All of this could potentially lead to an avalanche of institutional money entering the crypto industry. I use the word “avalanche” because it’s tough to comprehend how much money funds like BlackRock manage. Consider this: Jeff Bezos already has a mind-numbing fortune of $192 billion. $192 billion is more money than he could ever realistically spend. At $10 trillion, Blackstone makes Jeff Bezos look broke.
If BlackRock invested just 1% of its total fund into crypto it would already be about $100 billion. This is a bigger investment than if Mark Zuckerberg sold 100% of his Facebook stock and used all of it to buy Bitcoin. This doesn’t even consider the amount of money that would follow from competing funds.
Simply put, the cryptocurrency markets have never experienced an investment of this size. If BlackRock crypto takes off, it’s easy to see crypto prices soaring.
What are the Risks?
At stages like this, it’s easy to get over-excited. Remember, BlackRock has not made any official announcements. Right now, it is simply examining whether or not crypto has any valuable utility for its clients. There’s always a chance that this answer is no.

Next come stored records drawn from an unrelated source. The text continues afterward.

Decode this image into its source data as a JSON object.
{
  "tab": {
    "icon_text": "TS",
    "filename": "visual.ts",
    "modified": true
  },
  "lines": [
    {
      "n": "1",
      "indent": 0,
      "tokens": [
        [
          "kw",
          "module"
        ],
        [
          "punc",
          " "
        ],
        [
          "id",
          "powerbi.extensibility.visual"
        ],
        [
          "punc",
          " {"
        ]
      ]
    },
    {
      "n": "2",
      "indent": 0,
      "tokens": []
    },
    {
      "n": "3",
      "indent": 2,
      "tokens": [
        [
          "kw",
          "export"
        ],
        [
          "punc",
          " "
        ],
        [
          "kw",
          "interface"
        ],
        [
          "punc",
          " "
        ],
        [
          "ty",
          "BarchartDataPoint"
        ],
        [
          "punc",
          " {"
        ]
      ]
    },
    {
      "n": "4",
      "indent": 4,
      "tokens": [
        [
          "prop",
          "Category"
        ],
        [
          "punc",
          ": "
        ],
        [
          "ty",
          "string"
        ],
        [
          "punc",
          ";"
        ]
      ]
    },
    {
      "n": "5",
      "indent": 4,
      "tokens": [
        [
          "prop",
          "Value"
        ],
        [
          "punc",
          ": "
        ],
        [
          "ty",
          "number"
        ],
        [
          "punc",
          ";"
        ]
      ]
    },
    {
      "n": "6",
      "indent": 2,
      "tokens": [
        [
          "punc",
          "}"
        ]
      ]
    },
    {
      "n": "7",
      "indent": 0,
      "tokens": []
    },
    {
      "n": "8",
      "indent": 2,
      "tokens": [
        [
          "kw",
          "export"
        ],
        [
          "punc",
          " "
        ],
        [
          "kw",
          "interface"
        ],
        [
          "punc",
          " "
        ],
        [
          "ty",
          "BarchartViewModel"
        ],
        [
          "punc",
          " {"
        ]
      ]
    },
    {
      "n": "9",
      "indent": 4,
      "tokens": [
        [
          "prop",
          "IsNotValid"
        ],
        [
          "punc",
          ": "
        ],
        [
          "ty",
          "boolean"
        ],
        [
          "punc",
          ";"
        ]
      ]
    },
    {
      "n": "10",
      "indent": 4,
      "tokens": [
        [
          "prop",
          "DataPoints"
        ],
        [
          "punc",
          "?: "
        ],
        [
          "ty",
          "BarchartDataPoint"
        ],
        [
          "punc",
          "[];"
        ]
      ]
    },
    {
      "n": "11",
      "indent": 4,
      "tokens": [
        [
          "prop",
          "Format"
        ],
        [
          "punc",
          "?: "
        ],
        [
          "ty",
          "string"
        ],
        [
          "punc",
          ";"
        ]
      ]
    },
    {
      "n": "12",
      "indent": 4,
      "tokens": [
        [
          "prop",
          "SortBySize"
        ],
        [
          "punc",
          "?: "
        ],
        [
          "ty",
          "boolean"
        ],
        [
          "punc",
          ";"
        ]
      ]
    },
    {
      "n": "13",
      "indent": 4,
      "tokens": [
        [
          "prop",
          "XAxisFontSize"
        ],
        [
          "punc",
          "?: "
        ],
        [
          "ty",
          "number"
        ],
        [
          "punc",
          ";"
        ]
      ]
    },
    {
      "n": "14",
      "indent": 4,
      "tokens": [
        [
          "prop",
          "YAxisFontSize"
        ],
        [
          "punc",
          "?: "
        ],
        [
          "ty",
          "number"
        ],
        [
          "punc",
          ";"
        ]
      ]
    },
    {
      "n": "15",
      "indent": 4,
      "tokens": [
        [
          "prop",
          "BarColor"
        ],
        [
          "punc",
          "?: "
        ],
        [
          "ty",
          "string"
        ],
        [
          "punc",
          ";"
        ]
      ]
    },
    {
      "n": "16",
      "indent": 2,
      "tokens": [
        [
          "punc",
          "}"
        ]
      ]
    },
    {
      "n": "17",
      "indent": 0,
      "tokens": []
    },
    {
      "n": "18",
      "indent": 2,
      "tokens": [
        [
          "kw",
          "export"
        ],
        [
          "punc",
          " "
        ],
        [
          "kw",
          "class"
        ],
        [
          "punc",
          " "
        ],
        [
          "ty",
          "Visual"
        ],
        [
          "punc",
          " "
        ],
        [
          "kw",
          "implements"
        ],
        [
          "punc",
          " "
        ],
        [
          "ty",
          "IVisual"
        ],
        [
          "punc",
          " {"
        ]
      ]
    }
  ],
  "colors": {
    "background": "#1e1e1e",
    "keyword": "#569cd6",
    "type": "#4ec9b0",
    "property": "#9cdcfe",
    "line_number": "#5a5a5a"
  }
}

If that’s the case, it’s possible that the opposite scenario could occur. A “no” from BlackRock could crush crypto’s reputation. Tons of investors would view this as a sign to sell their holdings. Investor money would likely flow out of crypto, and prices would come crashing down.
I hope that you’ve found this article valuable when it comes to learning about BlackRock crypto! Please remember that I’m not a financial advisor and am just offering my own research and commentary. As usual, please base all investment decisions on your own due diligence.